A scuola, molte organizzazioni propongono di portare l’educazione all’uso dell’IA dentro i programmi scolastici: spiegare come funzionano i modelli generativi, quali sono i loro limiti, in che modo possono essere usati responsabilmente per studiare, e dove invece è indispensabile l’intervento umano.

Nel sistema sanitario, i dati sulla crescita dei disturbi psicologici giovanili e sull’aumento nell’uso di psicofarmaci indicano la necessità di rafforzare la rete di neuropsichiatria infantile, abbattere le liste d’attesa, garantire l’accesso a percorsi psicologici gratuiti o a basso costo.

In famiglia, infine, si gioca una partita decisiva. Il divario generazionale sull’uso dell’IA non può diventare un muro invalicabile: serve che gli adulti si mettano in gioco, provino gli strumenti che usano i figli, facciano domande, ascoltino senza giudizio.

Come sintetizza una delle voci del mondo educativo, “il problema non è che i ragazzi parlano con l’IA, ma che spesso non hanno abbastanza adulti con cui parlare davvero”, ha dichiarato una psicologa che lavora in progetti di supporto scolastico per adolescenti.

Un equilibrio ancora tutto da costruire

L’Atlante “senza filtri” sull’adolescenza italiana racconta una generazione competente, veloce e connessa, che usa l’IA per imparare, per ridere, per ridurre le fatiche della scuola, ma anche per affrontare paure che non sempre sa come nominare.

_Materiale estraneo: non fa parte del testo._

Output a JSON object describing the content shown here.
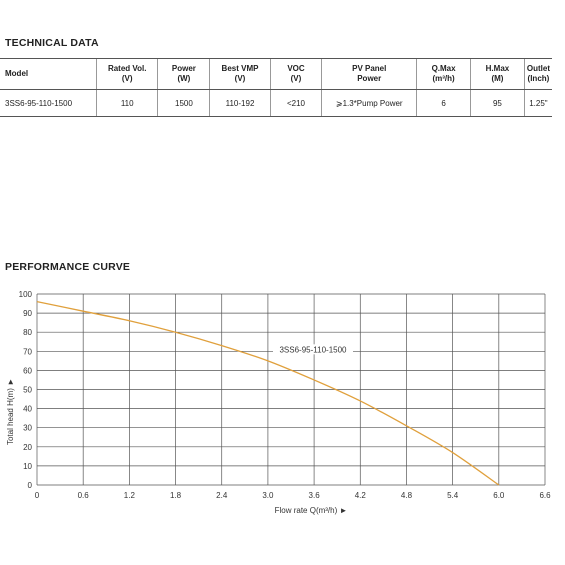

La sfida, per il mondo adulto, è non restare a bordo campo: accompagnare questa rivoluzione tecnologica con strumenti di tutela, di ascolto e di partecipazione reale. Accettando l’idea che, accanto alla chat con un algoritmo, ogni ragazzo e ogni ragazza deve avere la certezza di poter contare su una rete di relazioni umane solida, competente e presente.

Solo così l’intelligenza artificiale potrà essere davvero un alleato, e non l’ennesimo specchio che restituisce, amplificata, la solitudine dei più giovani.

Fonti e contesto

I dati citati provengono principalmente dall’Atlante dell’infanzia (a rischio) 2025 dedicato all’adolescenza, pubblicato e diffuso il 14 novembre 2025, e da approfondimenti e materiali divulgativi resi disponibili in occasione della presentazione.

Ulteriori informazioni su iperconnessione, cyberbullismo, povertà educativa e benessere psicologico degli adolescenti sono state ricavate da servizi, ricerche e analisi nazionali sul mondo giovanile pubblicati nello stesso periodo.

Il quadro sulla salute mentale giovanile e sull’uso di psicofarmaci in età evolutiva si basa su rapporti nazionali sull’impiego dei farmaci, su dati epidemiologici aggiornati e su contributi di neuropsichiatri infantili e psicologi che lavorano con preadolescenti e adolescenti.